Before I'd gone into the bar I went and found an agent to find out times for ferries to Crete, and the only one I could catch was the next evening at 7pm which meant I could only stay one night (this night), if I had to be back in time to catch my flight back to the UK the following night. So I thought I'd call Alex and cancel our day out, as I had to do things like check out of my hotel, find storage for my pack, get back to the village, and by that stage, half the day would be gone, so I thought it would be easier if I just spent the day going for a big walk on my own around the caldera taking lots of pictures. I got up early the next morning to walk to a pay phone to ring Alex at the time he suggested, and I had the strangest conversation. The person on the other line, just kept saying "Yes? Yes?" and I would repeat who I was and that I was looking for Alex, and again he would say "Yes? Yes?". I thought perhaps I'd rung the wrong number, so I said sorry, hung up and tried the number again. Again I got the same response, but I was certain I'd dialled correctly. I felt really annoyed, because all I wanted to say was I couldn't spend the day with him anymore. I felt like I was being played with. So again I rung off feeling really confused. I went and did my things I needed to do, but with it still playing in my head I decided at about midday to try just one more time, just incase I'd got it completely wrong. As soon as I'd dialled and Alex answered he apologised terribly for the strange and confusing call I'd had earlier, and it had been him, but I'd caught him in bed with a woman! What a laugh! He preteneded he couldn't speak english, and all he could do was repeat the yes's I was given, hoping I'd get the "picture". Of course, naively I didn't, but I understood now! I explained I couldn't meet up anyway and he sounded disappointed. No one's fault, that's just the way it worked, but I did giggle to myself for a longtime afterwards. How embarressing, I must've really interrupted something...

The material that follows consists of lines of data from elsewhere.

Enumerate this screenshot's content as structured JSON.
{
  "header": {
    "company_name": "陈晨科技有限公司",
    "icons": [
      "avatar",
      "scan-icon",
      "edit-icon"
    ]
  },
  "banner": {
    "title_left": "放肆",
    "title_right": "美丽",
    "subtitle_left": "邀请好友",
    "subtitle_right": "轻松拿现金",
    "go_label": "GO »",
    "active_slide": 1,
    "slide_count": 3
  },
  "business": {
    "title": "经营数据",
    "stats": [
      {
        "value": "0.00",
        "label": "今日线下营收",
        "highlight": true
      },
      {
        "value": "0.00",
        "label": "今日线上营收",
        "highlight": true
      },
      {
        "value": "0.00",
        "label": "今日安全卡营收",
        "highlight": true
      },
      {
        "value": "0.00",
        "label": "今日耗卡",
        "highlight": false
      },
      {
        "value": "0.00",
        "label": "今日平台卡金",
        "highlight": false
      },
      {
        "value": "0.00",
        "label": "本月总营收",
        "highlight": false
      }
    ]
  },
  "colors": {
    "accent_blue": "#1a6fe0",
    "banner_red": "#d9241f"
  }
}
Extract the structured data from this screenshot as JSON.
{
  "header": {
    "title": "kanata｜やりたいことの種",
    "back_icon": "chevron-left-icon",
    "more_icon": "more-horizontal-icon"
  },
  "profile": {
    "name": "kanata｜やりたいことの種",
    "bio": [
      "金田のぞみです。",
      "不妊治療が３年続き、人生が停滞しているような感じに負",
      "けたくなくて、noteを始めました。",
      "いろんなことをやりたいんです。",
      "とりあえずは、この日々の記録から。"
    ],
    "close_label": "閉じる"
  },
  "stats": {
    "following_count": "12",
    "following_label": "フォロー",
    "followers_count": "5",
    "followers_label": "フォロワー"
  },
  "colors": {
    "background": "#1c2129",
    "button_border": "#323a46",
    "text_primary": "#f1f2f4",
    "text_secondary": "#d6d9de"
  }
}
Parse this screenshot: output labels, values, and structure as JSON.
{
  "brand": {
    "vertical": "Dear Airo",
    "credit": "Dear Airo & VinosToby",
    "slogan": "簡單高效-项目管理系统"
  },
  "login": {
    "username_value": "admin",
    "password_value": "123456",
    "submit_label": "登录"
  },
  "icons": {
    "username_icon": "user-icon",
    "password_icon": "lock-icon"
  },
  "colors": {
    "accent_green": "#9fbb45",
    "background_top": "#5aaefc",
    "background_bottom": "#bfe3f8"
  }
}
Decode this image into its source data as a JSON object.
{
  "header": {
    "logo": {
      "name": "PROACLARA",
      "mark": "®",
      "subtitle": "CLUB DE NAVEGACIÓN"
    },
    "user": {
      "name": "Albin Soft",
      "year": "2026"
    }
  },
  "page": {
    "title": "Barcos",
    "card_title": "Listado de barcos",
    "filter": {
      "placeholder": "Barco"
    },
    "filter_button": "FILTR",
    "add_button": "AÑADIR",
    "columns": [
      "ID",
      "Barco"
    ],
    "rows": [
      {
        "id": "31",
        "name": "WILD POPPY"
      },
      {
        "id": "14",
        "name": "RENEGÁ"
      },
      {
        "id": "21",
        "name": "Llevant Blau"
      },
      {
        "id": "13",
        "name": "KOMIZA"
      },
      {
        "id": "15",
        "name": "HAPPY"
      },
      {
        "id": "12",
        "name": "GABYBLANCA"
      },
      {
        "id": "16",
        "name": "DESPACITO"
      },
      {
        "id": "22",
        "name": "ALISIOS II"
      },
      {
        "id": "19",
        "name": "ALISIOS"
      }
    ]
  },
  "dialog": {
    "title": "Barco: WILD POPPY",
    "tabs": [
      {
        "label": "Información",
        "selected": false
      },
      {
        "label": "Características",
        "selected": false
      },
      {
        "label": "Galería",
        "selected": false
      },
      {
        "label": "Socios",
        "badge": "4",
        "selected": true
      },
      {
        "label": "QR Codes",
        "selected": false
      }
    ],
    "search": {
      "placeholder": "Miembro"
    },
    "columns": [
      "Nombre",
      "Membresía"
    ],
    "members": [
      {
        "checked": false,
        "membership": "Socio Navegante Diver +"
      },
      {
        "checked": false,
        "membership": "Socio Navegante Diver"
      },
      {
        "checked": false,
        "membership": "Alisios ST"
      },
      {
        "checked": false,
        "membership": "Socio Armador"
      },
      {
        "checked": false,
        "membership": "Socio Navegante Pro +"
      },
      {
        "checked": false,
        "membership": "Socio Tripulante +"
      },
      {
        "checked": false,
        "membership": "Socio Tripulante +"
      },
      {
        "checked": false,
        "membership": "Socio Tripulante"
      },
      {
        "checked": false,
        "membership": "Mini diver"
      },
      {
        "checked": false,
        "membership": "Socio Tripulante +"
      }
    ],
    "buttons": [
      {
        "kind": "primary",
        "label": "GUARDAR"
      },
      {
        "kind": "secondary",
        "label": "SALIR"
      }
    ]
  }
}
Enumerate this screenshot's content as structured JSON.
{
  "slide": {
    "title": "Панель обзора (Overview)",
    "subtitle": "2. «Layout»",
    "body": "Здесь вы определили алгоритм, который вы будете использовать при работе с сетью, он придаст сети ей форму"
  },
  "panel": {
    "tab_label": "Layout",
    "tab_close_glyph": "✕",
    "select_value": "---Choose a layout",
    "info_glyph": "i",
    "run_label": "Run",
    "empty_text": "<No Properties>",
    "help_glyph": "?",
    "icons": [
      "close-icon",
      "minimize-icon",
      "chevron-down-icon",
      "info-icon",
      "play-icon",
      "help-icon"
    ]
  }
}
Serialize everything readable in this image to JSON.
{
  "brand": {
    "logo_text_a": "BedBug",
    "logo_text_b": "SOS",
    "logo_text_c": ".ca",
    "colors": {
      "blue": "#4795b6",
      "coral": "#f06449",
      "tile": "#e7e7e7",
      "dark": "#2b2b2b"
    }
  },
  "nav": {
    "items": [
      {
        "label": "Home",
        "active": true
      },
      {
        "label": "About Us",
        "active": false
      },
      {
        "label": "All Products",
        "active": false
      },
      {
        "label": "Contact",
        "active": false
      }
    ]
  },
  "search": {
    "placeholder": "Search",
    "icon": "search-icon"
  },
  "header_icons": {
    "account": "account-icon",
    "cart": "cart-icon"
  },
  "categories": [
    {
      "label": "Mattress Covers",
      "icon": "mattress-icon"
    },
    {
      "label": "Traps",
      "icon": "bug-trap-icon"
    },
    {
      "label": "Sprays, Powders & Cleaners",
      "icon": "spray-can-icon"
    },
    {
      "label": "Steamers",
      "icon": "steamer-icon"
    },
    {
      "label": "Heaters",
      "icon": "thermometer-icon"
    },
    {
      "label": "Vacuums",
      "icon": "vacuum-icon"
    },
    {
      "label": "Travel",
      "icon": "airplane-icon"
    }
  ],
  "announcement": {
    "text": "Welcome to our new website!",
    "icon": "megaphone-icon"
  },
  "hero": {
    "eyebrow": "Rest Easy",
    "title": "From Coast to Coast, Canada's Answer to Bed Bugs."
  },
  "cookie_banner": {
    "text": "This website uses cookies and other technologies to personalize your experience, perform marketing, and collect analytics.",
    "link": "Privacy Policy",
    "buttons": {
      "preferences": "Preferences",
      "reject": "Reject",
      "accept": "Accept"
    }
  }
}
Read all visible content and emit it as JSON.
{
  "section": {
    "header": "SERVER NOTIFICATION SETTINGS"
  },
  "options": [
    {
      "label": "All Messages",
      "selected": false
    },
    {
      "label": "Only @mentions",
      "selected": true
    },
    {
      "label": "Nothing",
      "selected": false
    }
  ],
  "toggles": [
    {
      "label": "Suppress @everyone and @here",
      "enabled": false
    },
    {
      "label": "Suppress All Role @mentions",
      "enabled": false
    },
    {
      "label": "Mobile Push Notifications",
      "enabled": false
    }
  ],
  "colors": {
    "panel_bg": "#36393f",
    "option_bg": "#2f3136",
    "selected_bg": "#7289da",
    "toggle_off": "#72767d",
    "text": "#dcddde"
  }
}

Anyway, the rest of my day was spent walking for about 4 hours along the ridge of the caldera, where I got some fabulous photos (see my greece photo album) met a gorgeous black kitten with a crooked tail, who wanted to sneak into my daypack. I was back in time to enjoy one last frappe at an outdoor cafe before my bus departed for the port. On board, I settled on the rear outside deck with a nice australian girl who was returning to Crete too. So we shared our adventures, shared our snacks and shared a small bottle of wine with a nice Canadian girl who wanted to join our table. The sailing was smooth as glass with a full moon to light the way to Heraklion. Was an excellent way to end my trip.